Oleh Agam Ramadhan
Apa kamu pernah kesal karena Keuchik Gampong yang asyik
korup Dana Desa, gotong royong lagi? Atau kesal lihat Wali Kota kita yang
asyik berhutang lalu nyalon diri lagi? Juga, para mantan Gubernur kita yang
taunya hanya memupuk poligami, eh? Belum lagi tingkah para DPR yang hanya
peduli sama Timsesnya saja, tentu ditambah para pembisik di samping mereka yang
ngaku konsultan politik! Entahlah, anggap saja semua hanya drama.
Entah itu keuchik, Bupati, Wali Kota, Gubernur, bahkan
Dewan terhormat sekalipun, semuanya adalah pilihan politik rakyat. Mereka
dipilih oleh kamu dan untuk kamu! Nah inilah makna demokrasi yang disebut oleh
Abraham Lincoln ketika menjadi Presiden Amerika ke-16: “Pemerintahan
Rakyat, oleh rakyat dan Untuk Rakyat.”.
Jadi mau segoblok apapun mereka dibenakmu sekarang,
bahkan sebobrok apapun kebijakan mereka, kamu juga yang memilihnya! Maka
dari itu, tahun 2024, menurutku, menjadi tahun celaka politik. Lihat saja, dua
pesta demokrasi Pileg-Pilres dan Pilkada diselenggarakan di tahun yang sama,
yang pada tahun-tahun sebelumnya, tidak pernah demikian.
Mengapa menjadi celaka politik? Tentu karena kamu selalu
abai, apalagi dengan dalih politik itu kotor. Bagiku itu cukup
keliru, padahal hanya karena kamu tidak mampu berpikir kritis, hingga
akhirnya apatis atas nasibmu yang krisis.
Sampai kapan benak kita itu lari dari kenyataan bahwa
politik itu sebuah kepentingan yang mutlak? Jadi ayok lihat, dimana kamu
dalam politik.
Ada Apa antara kamu dengan politik?
Ada beberapa masalah penting yang hari ini jadi alasan
kamu acuh dengan politik. Pertama, kamu kurang ngerti politik itu apa.
Kedua, kamu pun kurang tahu kenapa politik seringkali dianggap kotor,
padahal itu hanya isu, sama sekali bukan kebenaran.

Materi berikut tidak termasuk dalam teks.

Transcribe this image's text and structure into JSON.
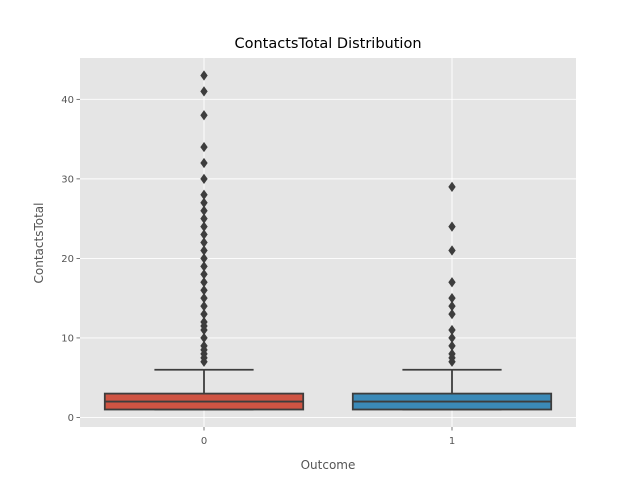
{
  "chart_data": {
    "type": "box",
    "title": "ContactsTotal Distribution",
    "xlabel": "Outcome",
    "ylabel": "ContactsTotal",
    "categories": [
      "0",
      "1"
    ],
    "ylim": [
      -1.2,
      45.2
    ],
    "yticks": [
      0,
      10,
      20,
      30,
      40
    ],
    "grid": true,
    "background": "#e5e5e5",
    "grid_color": "#ffffff",
    "box_colors": [
      "#cf5443",
      "#3b8ab8"
    ],
    "line_color": "#3d3d3d",
    "boxes": [
      {
        "category": "0",
        "q1": 1,
        "median": 2,
        "q3": 3,
        "whisker_low": 1,
        "whisker_high": 6,
        "outliers": [
          7,
          7.5,
          8,
          8.5,
          9,
          10,
          11,
          11.5,
          12,
          13,
          14,
          15,
          16,
          17,
          18,
          19,
          20,
          21,
          22,
          23,
          24,
          25,
          26,
          27,
          28,
          30,
          32,
          34,
          38,
          41,
          43
        ]
      },
      {
        "category": "1",
        "q1": 1,
        "median": 2,
        "q3": 3,
        "whisker_low": 1,
        "whisker_high": 6,
        "outliers": [
          7,
          7.5,
          8,
          9,
          10,
          11,
          13,
          14,
          15,
          17,
          21,
          24,
          29
        ]
      }
    ]
  }
}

Ok, poin pertama, yang paling simple politik
itu bicara soal pemimpin yang kita pilih dan segenap kejumudannya. Politik
adalah drama praktis dari berbagai strategi atau usaha untuk meraih dan
mempertahankan kekuasaan. Poin pentingnya adalah
meraih atau memperoleh kekuasaan serta mempertahankan jabatannya
yang sedang berkuasa.
Salah satu caranya adalah melalui Pemilihan Umum
(Pemilu), baik itu Pemilihan Umum Legislatif (Pileg) untuk memilih pak Dewan,
Pemilihan Umum Presiden dan Wakil Presiden (PilPres) untuk memilih Pak Presiden
dan Wakilnya, serta Pemilihan Umum Kepala Daerah (PilKaDa) untuk memilih Pak
Bupati atau Pak Walikota berserta wakilnya.
Kekuasaan ini memiliki arti yang cukup melebar, mulai
dari kekuasaan legislatif, eksekutif hingga yudikatif. Tapi ingat,
keterlibatan aktif kamu selalu di ranah kekuasaan legislatif dan eksekutif.
Ingatkan? kamu dikasih kesempatan untuk memilih calon legislatif (Caleg) pada
Pemilu 14 Februari lalu. Caleg ini ketika terpilih akan menjadi Dewan
Perwakilan Rakyat (DPR) sesuai tingkatannya. Misalnya di Aceh, ada DPRK untuk
tingkatan Kabupaten/Kota dan DPRA untuk tingkatan Provinsi, dan DPR-RI untuk tingkatan
nasional sana—iyaa jauh di sana tanpa tahu entah ngapain saja mereka di sana?
Sedang rakyat miskin makin melebar,, uppss!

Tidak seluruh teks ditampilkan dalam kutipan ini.